How out of date was the outfit in the 1930s when the picture was drawn? I don't really know what terms to look up to research that myself so any suggestions would be appreciated.
Anyways, IMO the white character's coloration is just as exaggerated as the Chinese character's. "White" people aren't actually 0xFFFFFF. The white character's physically improbable nose length and hair situation are also reminiscent of racist caricatures of white people.
> "How out of date was the outfit in the 1930s when the picture was drawn?"
It's kind of a stereotype of rural farmers in China. If you do a Google image search for "rural Chinese farmers" or even "Chinese peasants" you can still see the same type of grass hat being worn today. Then remember that in the 1930s the industrial revolution hadn't reached China yet; it was very much an agrarian society (much like the US a century before then) and nearly everybody was a farmer like that.
Is Dr. Seuss's cartoon offensive? Meh, it just feels dated and out of touch with what modern China has achieved, culturally and economically. I personally don't find it any worse a stereotype than what one sees today if they do a Google Image Search for "Texan", "Frenchman", or "Englishman" but YMMV.
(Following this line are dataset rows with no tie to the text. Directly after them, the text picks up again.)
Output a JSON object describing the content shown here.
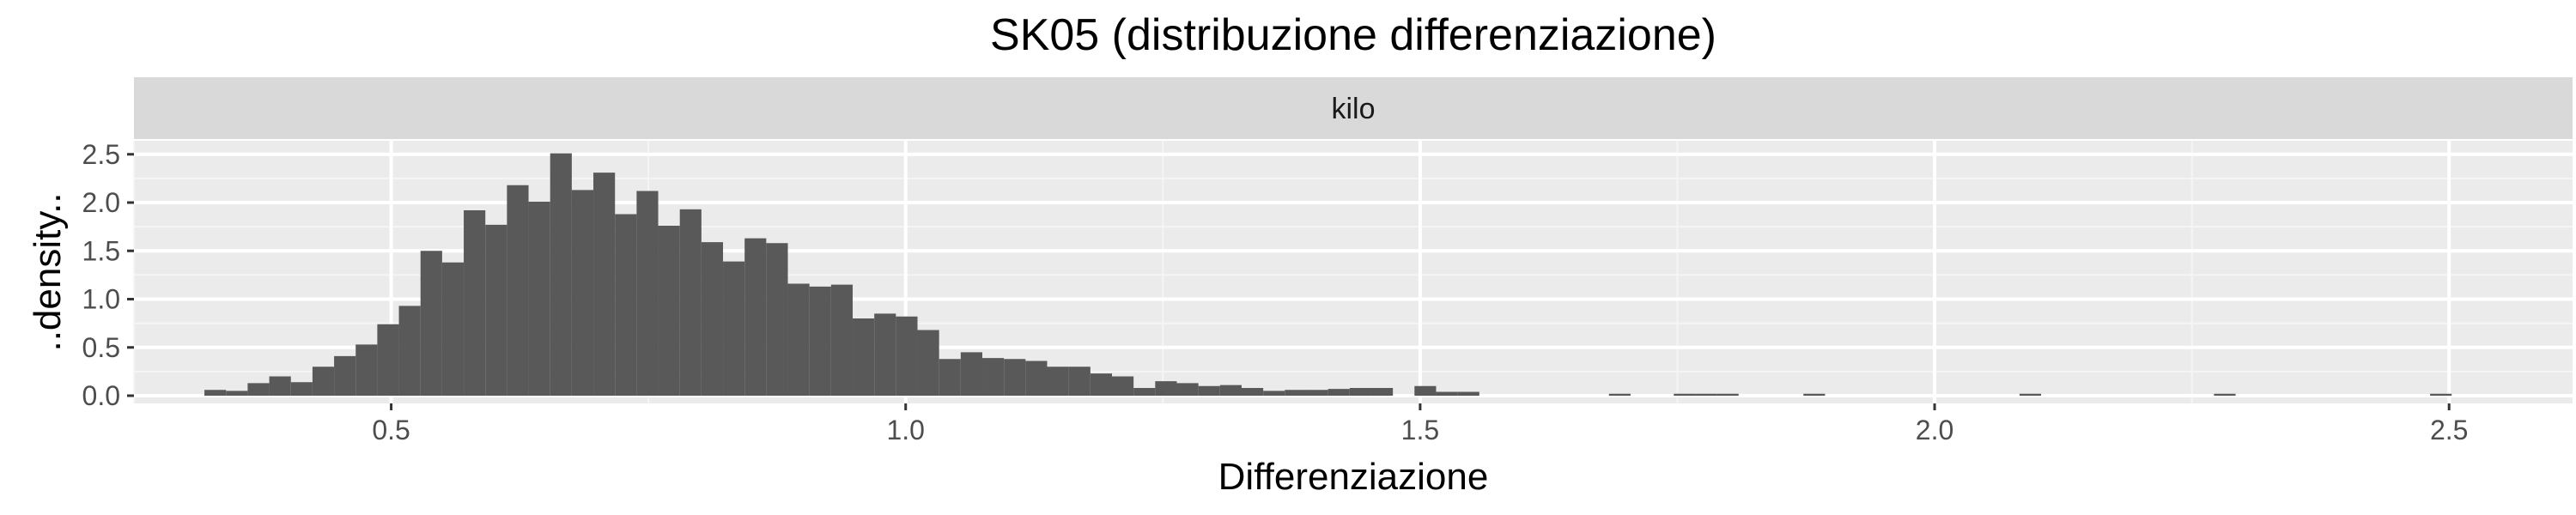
{
  "chart_data": {
    "type": "bar",
    "title": "SK05 (distribuzione differenziazione)",
    "facet_label": "kilo",
    "xlabel": "Differenziazione",
    "ylabel": "..density..",
    "xlim": [
      0.25,
      2.62
    ],
    "ylim": [
      -0.08,
      2.64
    ],
    "x_ticks": [
      0.5,
      1.0,
      1.5,
      2.0,
      2.5
    ],
    "x_tick_labels": [
      "0.5",
      "1.0",
      "1.5",
      "2.0",
      "2.5"
    ],
    "y_ticks": [
      0.0,
      0.5,
      1.0,
      1.5,
      2.0,
      2.5
    ],
    "y_tick_labels": [
      "0.0",
      "0.5",
      "1.0",
      "1.5",
      "2.0",
      "2.5"
    ],
    "grid": true,
    "legend": "none",
    "bin_width": 0.021,
    "bin_centers": [
      0.329,
      0.35,
      0.371,
      0.392,
      0.413,
      0.434,
      0.455,
      0.476,
      0.497,
      0.518,
      0.539,
      0.56,
      0.581,
      0.602,
      0.623,
      0.644,
      0.665,
      0.686,
      0.707,
      0.728,
      0.749,
      0.77,
      0.791,
      0.812,
      0.833,
      0.854,
      0.875,
      0.896,
      0.917,
      0.938,
      0.959,
      0.98,
      1.001,
      1.022,
      1.043,
      1.064,
      1.085,
      1.106,
      1.127,
      1.148,
      1.169,
      1.19,
      1.211,
      1.232,
      1.253,
      1.274,
      1.295,
      1.316,
      1.337,
      1.358,
      1.379,
      1.4,
      1.421,
      1.442,
      1.463,
      1.484,
      1.505,
      1.526,
      1.547,
      1.568,
      1.694,
      1.757,
      1.778,
      1.799,
      1.883,
      2.093,
      2.282,
      2.492
    ],
    "densities": [
      0.06,
      0.05,
      0.13,
      0.2,
      0.14,
      0.3,
      0.41,
      0.53,
      0.74,
      0.93,
      1.5,
      1.38,
      1.92,
      1.77,
      2.18,
      2.01,
      2.51,
      2.13,
      2.31,
      1.88,
      2.12,
      1.76,
      1.93,
      1.59,
      1.39,
      1.63,
      1.58,
      1.16,
      1.13,
      1.15,
      0.8,
      0.85,
      0.82,
      0.68,
      0.38,
      0.45,
      0.39,
      0.38,
      0.36,
      0.3,
      0.3,
      0.23,
      0.2,
      0.08,
      0.15,
      0.13,
      0.1,
      0.11,
      0.08,
      0.05,
      0.06,
      0.06,
      0.07,
      0.08,
      0.08,
      0.0,
      0.1,
      0.04,
      0.04,
      0.0,
      0.02,
      0.02,
      0.02,
      0.02,
      0.02,
      0.02,
      0.02,
      0.02
    ],
    "colors": {
      "bar": "#595959",
      "panel_background": "#ebebeb",
      "grid_major": "#ffffff",
      "grid_minor": "#f5f5f5",
      "strip_background": "#d9d9d9"
    }
  }
}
(Actually, the GIS result for "Frenchman" is rather amusing; perhaps Google owes France an apology for being "offensive".)
> It's kind of a stereotype of rural farmers in China.
Is it, though? The wardrobe seems a fair bit elegant for some rural farmer; I'd expect a straw hat and simpler garb.
I ain't familiar with Chinese formal wear from that time period, but if I were a child in the 1930's trying to imagine a formally-dressed Chinese man (i.e. the literary context of that depiction) that's probably what I'd imagine. The white rice contributes to that perception of wealth, too; from what I understand, white rice is a symbol of affluence in a lot of Asian cultures, and brown rice a symbol of peasantry (see also: the Imperial Japanese Navy's experience with thiamine deficiency because sailors subsisted themselves entirely on "fancy" white rice instead of brown: https://www.atlasobscura.com/articles/japanese-curry-history). The Chinese man's presentation alongside a formally-dressed magician contributes further to that interpretation.
Anyways, IMO the white character's coloration is just as exaggerated as the Chinese character's. "White" people aren't actually 0xFFFFFF. The white character's physically improbable nose length and hair situation are also reminiscent of racist caricatures of white people.